During the season, the City of Saintes has two large excursion boats moored directly across from us on the right bank of the river. They’re conveniently close to the Syndicat d’Initiative, otherwise known as the office of tourism, where visitors receive information on town and region, or how to rent a bike or get help finding lodging and directions to attractions. One of the boats, the ‘Bernard Palissy II’ offers river cruises or ‘promenades fluviales’ for up to 200 guests. Some of these promenades include lunch or dinner, and for special occasions, like La Fête National (Bastille Day in the US), which promises fireworks, midnight cruises with champagne and music are also scheduled. The other boat, the low-slung ‘Villes de Saintes’ offers promenades fluviales as well. It’s an old cognac barge, a typical, flat-bottomed river transporter from a time long since gone, when many goods, like cognac barrels, salt or limestone from the Crazannes quarries (also mentioned here), were shipped downriver to the Atlantic ocean, where the transatlantic merchant ships awaited their loads. In addition to these two cruise options, we also have small electric boats available for rent. They’re called ‘Les Santons’ (not to be mixed up with the provençal Santons) and all the little boats have cute Roman names, like Augustus, Julia Marinus, Tibere, Carantonus, etc. They allow up to five people to enjoy the river close up.
|The ‘Bernard Palissy II’ on the left and the ‘Ville de Saintes’ on the right|
As we were sipping our wine, the ‘Ville de Saintes’ returned from an afternoon promenade and disgorged its passengers onto the quay. The group quickly shuffles past our triumphal arch, currently under refurbishment (Svp, note the encircling fence & keep your distance. We regret the inconvenience, but it has to be done every thousand years or so) and disappeared in their snazzy, white tour bus…
A few minutes later a fashionable pair on a jet ski drew our attention toward the barge again, as they doubled back for a second look.
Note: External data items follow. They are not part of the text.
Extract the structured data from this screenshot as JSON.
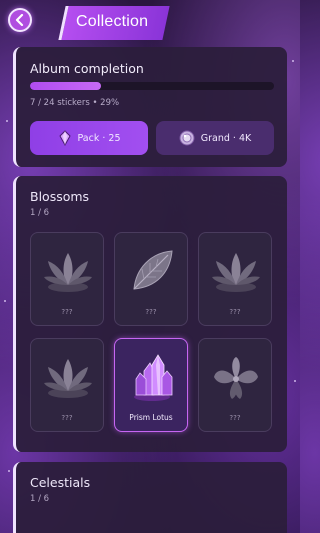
{
  "header": {
    "back_icon": "chevron-left-icon",
    "title": "Collection"
  },
  "album": {
    "title": "Album completion",
    "progress_text": "7 / 24 stickers • 29%",
    "progress_fraction": 0.29,
    "pack_button": {
      "icon": "crystal-icon",
      "label": "Pack · 25"
    },
    "grand_button": {
      "icon": "orb-icon",
      "label": "Grand · 4K"
    }
  },
  "sections": [
    {
      "title": "Blossoms",
      "count": "1 / 6",
      "items": [
        {
          "icon": "lotus-icon",
          "label": "???",
          "unlocked": false
        },
        {
          "icon": "leaf-icon",
          "label": "???",
          "unlocked": false
        },
        {
          "icon": "lotus-icon",
          "label": "???",
          "unlocked": false
        },
        {
          "icon": "lotus-icon",
          "label": "???",
          "unlocked": false
        },
        {
          "icon": "crystal-icon",
          "label": "Prism Lotus",
          "unlocked": true
        },
        {
          "icon": "orchid-icon",
          "label": "???",
          "unlocked": false
        }
      ]
    },
    {
      "title": "Celestials",
      "count": "1 / 6"
    }
  ],
  "colors": {
    "accent": "#b04cf0",
    "panel": "#2c1e3c",
    "locked_tile": "#2f2540"
  }
}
We noticed several people lugging heavy media equipment, some of them boarding the ‘Ville de Saintes’. The center of focus among the group on board seemed to be a young woman dressed in skinny jeans and a wide swing coat in dusty rose linen, or so it appeared from afar.
The barge proceeded to repeatedly tack up and down the river between our two main bridges, the Pont Bernard Palissy, and the Pont de Saintonge. When we lived in Chicago, we watched film crews a number of times, and these repetitive ‘takes’, we saw here on the river, seemed quite typical.
Gradually the entire crew assembled ashore, chatty, but tired.
Then, one by one or in pairs, all of them disappeared in direction of our beautiful city gardens.